The appeals court said a lower court judge erred in finding that Alix did not allege a “proximate” link between McKinsey’s alleged wrongdoing and harm to AlixPartners, in which Alix reported owning a 35% equity stake.

In addition, the court said the judge gave “insufficient consideration” to whether McKinsey undermined the integrity of federal judicial proceedings, in which litigants are entitled to know that the rules are being followed.

“If McKinsey’s conduct has corrupted the process of engaging bankruptcy advisors, as Alix plausibly alleges, then the unsuccessful participants in that process are directly harmed,” Circuit Judge Barrington Parker wrote.

The court did not rule on the merits.

It returned Alix’s case to U.S. District Judge Jesse Furman in Manhattan, who had dismissed it in August 2019.

Alix has battled McKinsey in multiple courtrooms since 2016.

“Mr.
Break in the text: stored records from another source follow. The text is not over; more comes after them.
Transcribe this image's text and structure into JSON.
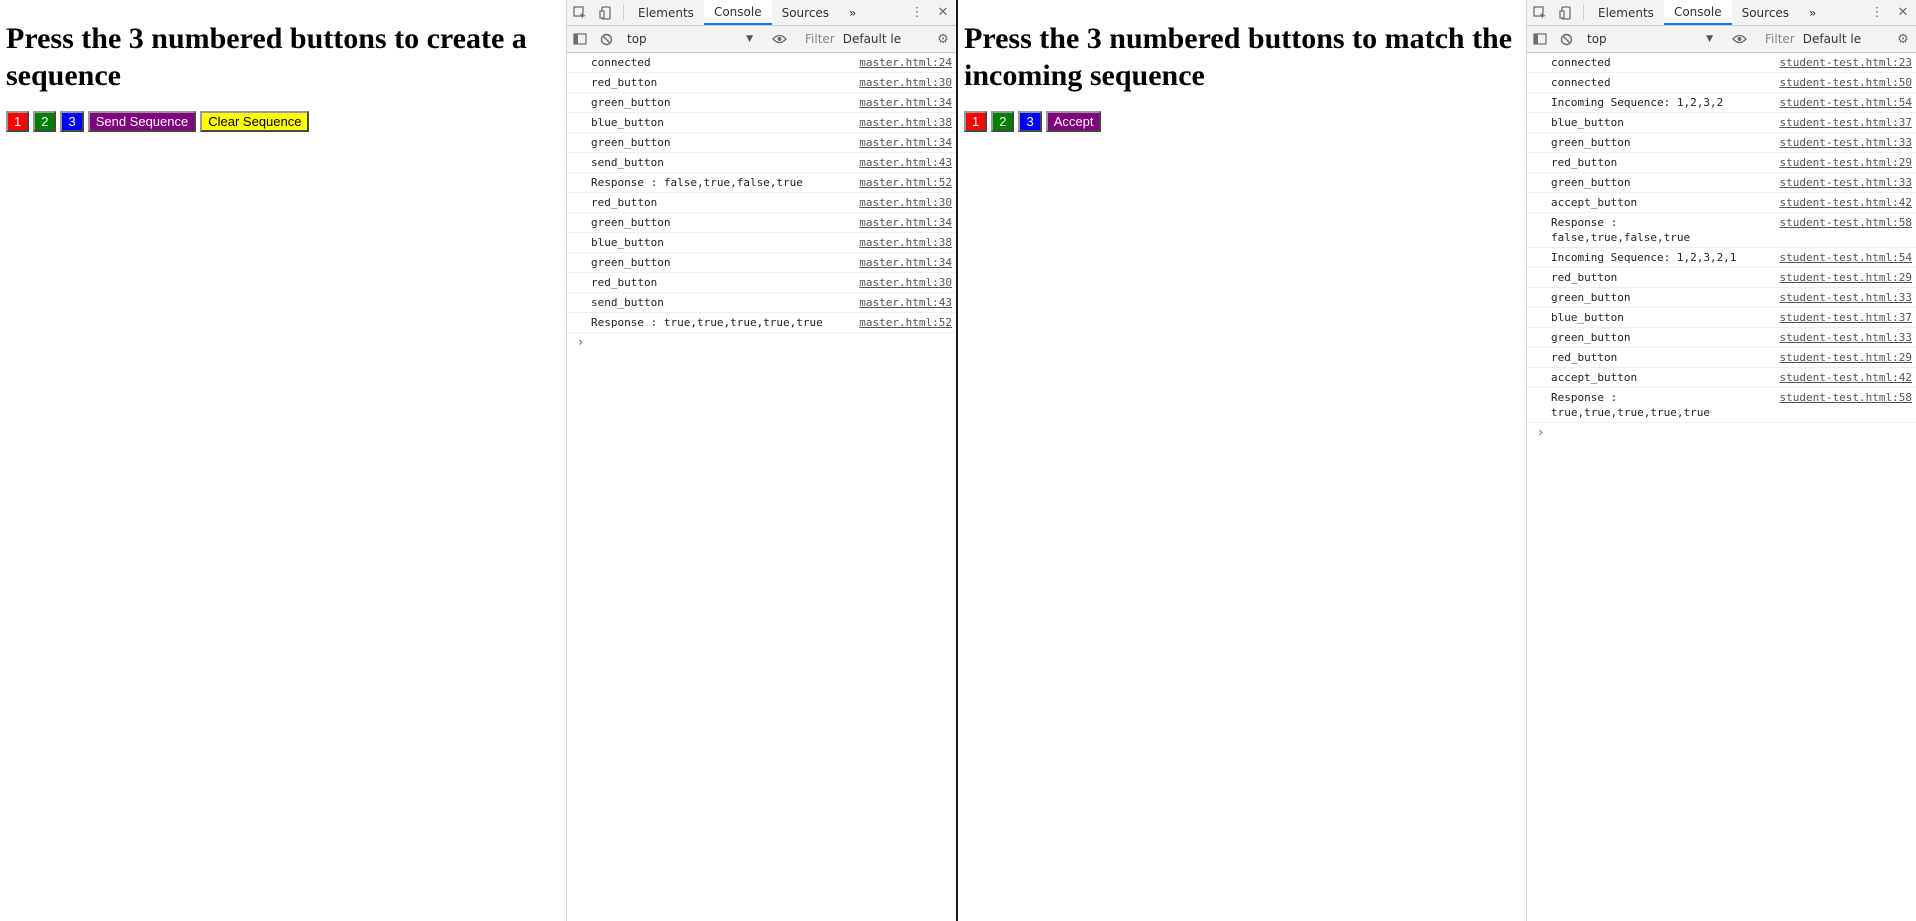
{
  "left_page": {
    "heading": "Press the 3 numbered buttons to create a sequence",
    "buttons": [
      {
        "label": "1",
        "color": "#ff0000"
      },
      {
        "label": "2",
        "color": "#008000"
      },
      {
        "label": "3",
        "color": "#0000ff"
      },
      {
        "label": "Send Sequence",
        "color": "#800080"
      },
      {
        "label": "Clear Sequence",
        "color": "#ffff00"
      }
    ]
  },
  "right_page": {
    "heading": "Press the 3 numbered buttons to match the incoming sequence",
    "buttons": [
      {
        "label": "1",
        "color": "#ff0000"
      },
      {
        "label": "2",
        "color": "#008000"
      },
      {
        "label": "3",
        "color": "#0000ff"
      },
      {
        "label": "Accept",
        "color": "#800080"
      }
    ]
  },
  "devtools": {
    "tabs": [
      "Elements",
      "Console",
      "Sources"
    ],
    "active_tab": "Console",
    "more_tabs": "»",
    "context": "top",
    "filter_placeholder": "Filter",
    "levels": "Default le",
    "prompt": "›"
  },
  "left_console": [
    {
      "msg": "connected",
      "src": "master.html:24"
    },
    {
      "msg": "red_button",
      "src": "master.html:30"
    },
    {
      "msg": "green_button",
      "src": "master.html:34"
    },
    {
      "msg": "blue_button",
      "src": "master.html:38"
    },
    {
      "msg": "green_button",
      "src": "master.html:34"
    },
    {
      "msg": "send_button",
      "src": "master.html:43"
    },
    {
      "msg": "Response : false,true,false,true",
      "src": "master.html:52"
    },
    {
      "msg": "red_button",
      "src": "master.html:30"
    },
    {
      "msg": "green_button",
      "src": "master.html:34"
    },
    {
      "msg": "blue_button",
      "src": "master.html:38"
    },
    {
      "msg": "green_button",
      "src": "master.html:34"
    },
    {
      "msg": "red_button",
      "src": "master.html:30"
    },
    {
      "msg": "send_button",
      "src": "master.html:43"
    },
    {
      "msg": "Response : true,true,true,true,true",
      "src": "master.html:52"
    }
  ],
  "right_console": [
    {
      "msg": "connected",
      "src": "student-test.html:23"
    },
    {
      "msg": "connected",
      "src": "student-test.html:50"
    },
    {
      "msg": "Incoming Sequence: 1,2,3,2",
      "src": "student-test.html:54"
    },
    {
      "msg": "blue_button",
      "src": "student-test.html:37"
    },
    {
      "msg": "green_button",
      "src": "student-test.html:33"
    },
    {
      "msg": "red_button",
      "src": "student-test.html:29"
    },
    {
      "msg": "green_button",
      "src": "student-test.html:33"
    },
    {
      "msg": "accept_button",
      "src": "student-test.html:42"
    },
    {
      "msg": "Response :\nfalse,true,false,true",
      "src": "student-test.html:58"
    },
    {
      "msg": "Incoming Sequence: 1,2,3,2,1",
      "src": "student-test.html:54"
    },
    {
      "msg": "red_button",
      "src": "student-test.html:29"
    },
    {
      "msg": "green_button",
      "src": "student-test.html:33"
    },
    {
      "msg": "blue_button",
      "src": "student-test.html:37"
    },
    {
      "msg": "green_button",
      "src": "student-test.html:33"
    },
    {
      "msg": "red_button",
      "src": "student-test.html:29"
    },
    {
      "msg": "accept_button",
      "src": "student-test.html:42"
    },
    {
      "msg": "Response :\ntrue,true,true,true,true",
      "src": "student-test.html:58"
    }
  ]
}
Alix has lost all six of his lawsuits against McKinsey, and we are confident the evidence will ultimately show that this lawsuit is similarly meritless,” McKinsey said in a statement.

Sean O’Shea, a lawyer for Alix, in an email said the decision allows for “fuller disclosures of McKinsey’s frauds” at the trial court.

Alix has sought triple damages under the federal Racketeer Influenced and Corrupt Organizations Act, which lets people sue if they believe criminal enterprises caused them harm.